The NT government said it was reviewing its water allocation and management systems, and was considering a water trading regime. A spokesperson for the Department of Environment, Parks and Water Security said commercial operators do pay a fee when lodging an application, but confirmed there is no ongoing fee associated with water extraction licences, or for taking water. The NT is “not unique in not charging for water”, the spokesperson said.

The NT controller of water resources will make a decision “in due course”, the department spokesperson said, but that decision is expected soon.
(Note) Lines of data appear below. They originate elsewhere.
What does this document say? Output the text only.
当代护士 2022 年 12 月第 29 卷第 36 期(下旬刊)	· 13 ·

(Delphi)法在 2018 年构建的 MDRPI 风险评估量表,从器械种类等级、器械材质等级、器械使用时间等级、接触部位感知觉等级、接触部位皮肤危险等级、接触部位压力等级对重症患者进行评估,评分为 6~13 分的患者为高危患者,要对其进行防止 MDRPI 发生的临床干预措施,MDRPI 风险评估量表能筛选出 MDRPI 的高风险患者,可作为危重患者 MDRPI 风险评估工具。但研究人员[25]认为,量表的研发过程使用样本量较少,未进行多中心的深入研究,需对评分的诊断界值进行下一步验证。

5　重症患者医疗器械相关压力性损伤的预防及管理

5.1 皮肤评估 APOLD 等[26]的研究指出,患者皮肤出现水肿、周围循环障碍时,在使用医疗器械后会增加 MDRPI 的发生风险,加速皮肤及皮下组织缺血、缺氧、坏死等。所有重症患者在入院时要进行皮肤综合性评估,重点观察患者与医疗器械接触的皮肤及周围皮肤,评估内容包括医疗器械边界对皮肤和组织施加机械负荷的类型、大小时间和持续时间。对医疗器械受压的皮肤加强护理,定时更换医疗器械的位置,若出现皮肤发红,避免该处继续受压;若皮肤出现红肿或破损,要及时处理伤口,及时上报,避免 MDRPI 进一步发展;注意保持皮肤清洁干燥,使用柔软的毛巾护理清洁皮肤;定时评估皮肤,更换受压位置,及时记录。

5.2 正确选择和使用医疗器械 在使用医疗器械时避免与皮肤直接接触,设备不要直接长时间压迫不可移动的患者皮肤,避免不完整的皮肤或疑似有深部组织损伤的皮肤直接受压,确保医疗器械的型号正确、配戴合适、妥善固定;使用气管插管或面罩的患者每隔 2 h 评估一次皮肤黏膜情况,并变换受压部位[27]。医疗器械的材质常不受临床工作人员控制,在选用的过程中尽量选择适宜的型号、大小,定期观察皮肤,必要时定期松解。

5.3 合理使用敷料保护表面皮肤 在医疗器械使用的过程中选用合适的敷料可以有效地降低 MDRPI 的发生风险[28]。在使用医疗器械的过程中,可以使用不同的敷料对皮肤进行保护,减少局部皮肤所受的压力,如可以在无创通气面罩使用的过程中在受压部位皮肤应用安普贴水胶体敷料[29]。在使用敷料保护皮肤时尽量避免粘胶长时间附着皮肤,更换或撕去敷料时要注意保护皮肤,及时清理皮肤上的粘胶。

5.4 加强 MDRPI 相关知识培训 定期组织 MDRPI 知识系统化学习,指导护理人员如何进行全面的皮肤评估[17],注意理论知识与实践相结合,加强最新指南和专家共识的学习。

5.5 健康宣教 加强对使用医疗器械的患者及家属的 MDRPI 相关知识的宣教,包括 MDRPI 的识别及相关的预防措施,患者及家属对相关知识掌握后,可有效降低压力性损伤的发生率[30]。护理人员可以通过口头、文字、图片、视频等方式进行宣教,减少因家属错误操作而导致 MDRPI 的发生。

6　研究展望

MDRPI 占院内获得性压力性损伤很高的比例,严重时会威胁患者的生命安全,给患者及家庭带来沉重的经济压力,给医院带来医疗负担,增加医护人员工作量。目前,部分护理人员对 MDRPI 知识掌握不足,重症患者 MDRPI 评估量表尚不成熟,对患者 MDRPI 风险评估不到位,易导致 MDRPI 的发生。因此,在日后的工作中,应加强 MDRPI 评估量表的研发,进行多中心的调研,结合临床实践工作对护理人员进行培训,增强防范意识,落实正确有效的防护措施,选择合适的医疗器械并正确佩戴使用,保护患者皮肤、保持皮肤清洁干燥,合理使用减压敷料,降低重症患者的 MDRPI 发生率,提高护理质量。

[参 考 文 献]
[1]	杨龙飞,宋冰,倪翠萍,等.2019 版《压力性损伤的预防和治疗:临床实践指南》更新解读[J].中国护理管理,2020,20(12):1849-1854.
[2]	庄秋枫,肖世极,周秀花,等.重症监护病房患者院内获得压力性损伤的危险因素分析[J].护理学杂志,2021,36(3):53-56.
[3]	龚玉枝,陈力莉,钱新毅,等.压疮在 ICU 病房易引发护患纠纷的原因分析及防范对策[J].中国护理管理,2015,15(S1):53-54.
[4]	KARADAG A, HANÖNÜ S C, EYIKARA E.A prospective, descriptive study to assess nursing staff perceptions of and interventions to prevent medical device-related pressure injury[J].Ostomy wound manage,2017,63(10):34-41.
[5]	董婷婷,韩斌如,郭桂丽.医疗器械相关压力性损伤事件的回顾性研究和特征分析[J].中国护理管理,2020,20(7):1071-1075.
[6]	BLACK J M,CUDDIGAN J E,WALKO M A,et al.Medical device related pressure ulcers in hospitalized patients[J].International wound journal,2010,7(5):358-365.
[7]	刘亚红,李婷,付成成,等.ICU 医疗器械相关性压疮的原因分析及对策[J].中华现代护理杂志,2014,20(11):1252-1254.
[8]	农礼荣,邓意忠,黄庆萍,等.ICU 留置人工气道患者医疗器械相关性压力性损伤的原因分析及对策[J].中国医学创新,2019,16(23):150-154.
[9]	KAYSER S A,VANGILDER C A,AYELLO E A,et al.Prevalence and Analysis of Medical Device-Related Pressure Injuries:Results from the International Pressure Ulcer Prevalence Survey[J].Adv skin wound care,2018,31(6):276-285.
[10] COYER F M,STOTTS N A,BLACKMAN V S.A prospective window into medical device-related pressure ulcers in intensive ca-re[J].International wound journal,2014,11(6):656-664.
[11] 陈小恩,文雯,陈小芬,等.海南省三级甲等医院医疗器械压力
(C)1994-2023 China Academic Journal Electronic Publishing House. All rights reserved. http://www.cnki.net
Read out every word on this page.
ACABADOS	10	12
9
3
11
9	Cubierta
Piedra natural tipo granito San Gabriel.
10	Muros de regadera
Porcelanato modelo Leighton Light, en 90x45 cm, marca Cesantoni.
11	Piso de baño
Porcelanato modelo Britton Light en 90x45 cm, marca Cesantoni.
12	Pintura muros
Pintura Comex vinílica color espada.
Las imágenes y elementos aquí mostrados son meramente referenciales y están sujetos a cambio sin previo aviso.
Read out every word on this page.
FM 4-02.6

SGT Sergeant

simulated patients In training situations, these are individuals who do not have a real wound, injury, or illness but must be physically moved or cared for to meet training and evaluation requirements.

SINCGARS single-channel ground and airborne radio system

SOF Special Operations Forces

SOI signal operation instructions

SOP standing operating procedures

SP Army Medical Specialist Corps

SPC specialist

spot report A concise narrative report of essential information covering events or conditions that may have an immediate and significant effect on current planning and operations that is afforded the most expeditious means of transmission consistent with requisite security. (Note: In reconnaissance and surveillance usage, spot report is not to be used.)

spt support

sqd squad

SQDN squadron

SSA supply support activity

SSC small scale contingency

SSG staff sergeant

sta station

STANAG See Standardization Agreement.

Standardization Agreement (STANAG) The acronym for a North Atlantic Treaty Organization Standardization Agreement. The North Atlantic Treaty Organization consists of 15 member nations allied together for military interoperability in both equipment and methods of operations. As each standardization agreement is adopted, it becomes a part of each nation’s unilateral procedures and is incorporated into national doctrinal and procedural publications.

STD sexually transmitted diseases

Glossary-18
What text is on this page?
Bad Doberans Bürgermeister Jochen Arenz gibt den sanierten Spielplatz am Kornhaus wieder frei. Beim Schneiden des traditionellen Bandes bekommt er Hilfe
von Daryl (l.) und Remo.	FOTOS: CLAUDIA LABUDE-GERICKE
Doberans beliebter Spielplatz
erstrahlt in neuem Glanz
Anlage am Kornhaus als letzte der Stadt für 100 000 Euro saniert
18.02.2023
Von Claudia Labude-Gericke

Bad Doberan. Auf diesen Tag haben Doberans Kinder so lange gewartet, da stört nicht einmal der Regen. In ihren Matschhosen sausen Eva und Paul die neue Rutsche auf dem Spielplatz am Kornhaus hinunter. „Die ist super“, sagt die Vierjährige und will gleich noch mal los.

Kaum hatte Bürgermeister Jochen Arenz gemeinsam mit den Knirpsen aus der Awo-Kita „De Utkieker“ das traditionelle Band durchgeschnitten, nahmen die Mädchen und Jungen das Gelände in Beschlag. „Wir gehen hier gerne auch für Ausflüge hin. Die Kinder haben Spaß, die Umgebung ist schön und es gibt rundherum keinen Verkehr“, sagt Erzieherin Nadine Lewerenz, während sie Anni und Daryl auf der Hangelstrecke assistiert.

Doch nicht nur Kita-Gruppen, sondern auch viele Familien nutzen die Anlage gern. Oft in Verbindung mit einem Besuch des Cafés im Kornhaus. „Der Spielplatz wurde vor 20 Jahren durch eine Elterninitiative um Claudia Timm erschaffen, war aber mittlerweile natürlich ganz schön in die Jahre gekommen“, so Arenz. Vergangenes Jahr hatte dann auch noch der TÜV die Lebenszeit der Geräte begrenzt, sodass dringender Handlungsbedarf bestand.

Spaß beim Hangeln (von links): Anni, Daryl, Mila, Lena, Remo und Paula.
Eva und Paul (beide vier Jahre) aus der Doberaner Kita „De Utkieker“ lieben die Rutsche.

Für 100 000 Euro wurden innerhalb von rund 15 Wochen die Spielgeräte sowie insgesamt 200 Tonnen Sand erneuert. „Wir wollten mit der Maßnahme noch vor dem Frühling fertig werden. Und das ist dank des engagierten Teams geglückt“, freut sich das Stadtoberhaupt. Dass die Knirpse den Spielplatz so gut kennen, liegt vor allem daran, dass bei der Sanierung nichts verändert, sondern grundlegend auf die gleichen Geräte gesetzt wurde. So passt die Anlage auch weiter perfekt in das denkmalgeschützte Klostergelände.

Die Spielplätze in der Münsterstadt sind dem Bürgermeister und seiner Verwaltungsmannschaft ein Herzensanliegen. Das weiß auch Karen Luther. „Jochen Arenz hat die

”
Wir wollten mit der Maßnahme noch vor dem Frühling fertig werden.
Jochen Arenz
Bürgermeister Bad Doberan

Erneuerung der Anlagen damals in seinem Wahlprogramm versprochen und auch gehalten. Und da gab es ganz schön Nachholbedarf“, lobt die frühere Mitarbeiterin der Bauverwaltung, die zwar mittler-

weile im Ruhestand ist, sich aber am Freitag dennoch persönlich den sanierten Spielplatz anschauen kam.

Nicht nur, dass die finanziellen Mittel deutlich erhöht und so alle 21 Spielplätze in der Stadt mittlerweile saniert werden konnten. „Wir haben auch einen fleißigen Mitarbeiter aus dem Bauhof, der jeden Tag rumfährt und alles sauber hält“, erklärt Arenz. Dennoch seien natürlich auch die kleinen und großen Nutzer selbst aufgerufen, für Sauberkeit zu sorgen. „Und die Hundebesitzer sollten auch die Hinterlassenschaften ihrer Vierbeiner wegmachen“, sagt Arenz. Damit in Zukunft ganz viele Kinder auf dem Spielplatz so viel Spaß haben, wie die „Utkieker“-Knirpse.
Under NT regulations the controller’s decision must be made as “soon as practicable” after the expiry date for comment, which was 4 October.

The NT government released a water regulatory reform directions paper in October 2019 and outlined a range of reforms, only some of which have been made.

Environment groups said the urgent priority is to protect the drinking water for Indigenous communities across the Northern Territory.

“The Territory should refuse this application on the basis that there is not an adequate scientific basis for the application to be granted, it will have an irreversible impact on water resources in the region, and the Northern Territory needs to sort out its regulatory regime, including to ensure that we are not giving away water to these speculative developers for free,” Howey said.